Nella mappa internazionale del crimine organizzato mafiosi, politici, militari, imprenditori, industriali, guide religiose, banchieri, poliziotti, giudici, sicari e uomini comuni costituiscono un’enorme catena che resiste da secoli. La differenza tra delinquenti solitari, o piccoli raggruppamenti di bande locali, e reti criminali globalizzate consiste nelle strategie d’azione, nei codici di comportamento e nelle tecniche di mercato. Senz’ombra di dubbio il loro potere e la loro stessa essenza si fondano sulla capacità di corruzione di cui le mafie dispongono per generare potere economico e politico in tutte le città in cui conducono i propri traffici. Il legame che le unisce è la ricerca del piacere, per godere i frutti della ricchezza e del potere accumulati. Alcune creano il mercato della schiavitù umana, altre lo promuovono, lo proteggono, lo alimentano, altre ancora rinnovano la domanda di materia prima.
Il crimine organizzato è un’attività illegale a scopi economici e chi ne fa parte prende il nome di gangster, mafie, reti o cartelli. Tutti questi personaggi compongono la cosiddetta “shadow economy” (letteralmente “economia nell’ombra”, o “economia sommersa”), quella cioè che non paga imposte dirette ai legittimi governi, con i quali ha però l’esigenza di negoziare per mantenersi in vita. I crimini più eclatanti del patto tra Stato e malavita organizzata sono la compravendita di armi, sostanze stupefacenti ed esseri umani.

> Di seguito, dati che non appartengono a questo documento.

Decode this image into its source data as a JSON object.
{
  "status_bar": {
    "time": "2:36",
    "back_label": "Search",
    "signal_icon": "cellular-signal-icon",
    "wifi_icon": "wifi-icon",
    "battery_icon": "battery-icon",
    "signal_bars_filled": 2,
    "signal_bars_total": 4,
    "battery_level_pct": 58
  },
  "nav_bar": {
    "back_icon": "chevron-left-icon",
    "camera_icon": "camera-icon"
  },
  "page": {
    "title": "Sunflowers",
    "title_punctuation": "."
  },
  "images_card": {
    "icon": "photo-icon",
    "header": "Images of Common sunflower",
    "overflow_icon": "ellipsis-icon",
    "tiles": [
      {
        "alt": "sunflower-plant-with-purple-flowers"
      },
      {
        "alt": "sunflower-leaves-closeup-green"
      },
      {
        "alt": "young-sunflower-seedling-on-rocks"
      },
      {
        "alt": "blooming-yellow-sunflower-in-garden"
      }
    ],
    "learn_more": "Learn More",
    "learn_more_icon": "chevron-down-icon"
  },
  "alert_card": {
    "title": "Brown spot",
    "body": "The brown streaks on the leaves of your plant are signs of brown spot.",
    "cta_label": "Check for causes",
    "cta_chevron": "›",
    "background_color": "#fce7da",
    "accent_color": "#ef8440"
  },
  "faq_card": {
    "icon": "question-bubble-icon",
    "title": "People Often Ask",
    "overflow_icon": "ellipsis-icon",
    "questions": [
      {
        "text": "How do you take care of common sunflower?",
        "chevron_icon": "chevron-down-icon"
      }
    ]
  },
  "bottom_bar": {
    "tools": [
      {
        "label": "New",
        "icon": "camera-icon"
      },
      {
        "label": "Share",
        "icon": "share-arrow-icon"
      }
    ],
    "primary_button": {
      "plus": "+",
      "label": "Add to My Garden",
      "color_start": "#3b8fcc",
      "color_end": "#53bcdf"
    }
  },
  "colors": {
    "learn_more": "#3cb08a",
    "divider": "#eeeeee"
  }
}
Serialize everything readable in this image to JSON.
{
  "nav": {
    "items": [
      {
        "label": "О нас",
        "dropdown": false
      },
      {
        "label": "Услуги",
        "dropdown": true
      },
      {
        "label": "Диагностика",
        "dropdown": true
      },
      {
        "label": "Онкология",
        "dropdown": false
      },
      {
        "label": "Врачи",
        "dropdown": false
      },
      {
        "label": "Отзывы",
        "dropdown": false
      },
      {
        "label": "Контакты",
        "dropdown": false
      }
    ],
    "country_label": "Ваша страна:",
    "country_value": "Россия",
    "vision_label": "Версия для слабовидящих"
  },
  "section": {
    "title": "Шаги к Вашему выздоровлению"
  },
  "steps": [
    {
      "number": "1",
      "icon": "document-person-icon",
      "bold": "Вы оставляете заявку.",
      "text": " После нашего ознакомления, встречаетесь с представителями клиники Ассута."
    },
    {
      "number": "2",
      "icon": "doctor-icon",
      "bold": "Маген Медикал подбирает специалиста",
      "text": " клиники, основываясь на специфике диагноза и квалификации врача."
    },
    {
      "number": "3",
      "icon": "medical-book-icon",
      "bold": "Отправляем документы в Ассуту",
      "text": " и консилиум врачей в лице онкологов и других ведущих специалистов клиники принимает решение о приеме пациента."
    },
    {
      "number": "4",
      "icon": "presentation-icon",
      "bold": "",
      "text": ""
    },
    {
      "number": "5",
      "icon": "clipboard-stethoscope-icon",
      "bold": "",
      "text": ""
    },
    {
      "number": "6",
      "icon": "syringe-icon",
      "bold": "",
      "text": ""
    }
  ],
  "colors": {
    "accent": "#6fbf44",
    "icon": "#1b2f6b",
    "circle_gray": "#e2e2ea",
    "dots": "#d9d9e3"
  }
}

Le attività tipiche di questi delinquenti sono definite in modo assai appropriato dagli esperti in sicurezza: furto, frode, contrabbando e trasporto illegale di merci e persone.
Il XXI secolo è testimone della ristrutturazione e della professionalizzazione dei gruppi criminali organizzati. Le mafie, seguendo i dettami capitalisti del libero mercato, hanno creato vie di comunicazione inedite per far circolare beni e servizi tra paesi e continenti. Generare violenza e vendere protezione è la loro attività; acquisire e offrire denaro, piacere e potere è il loro primo e ultimo fine.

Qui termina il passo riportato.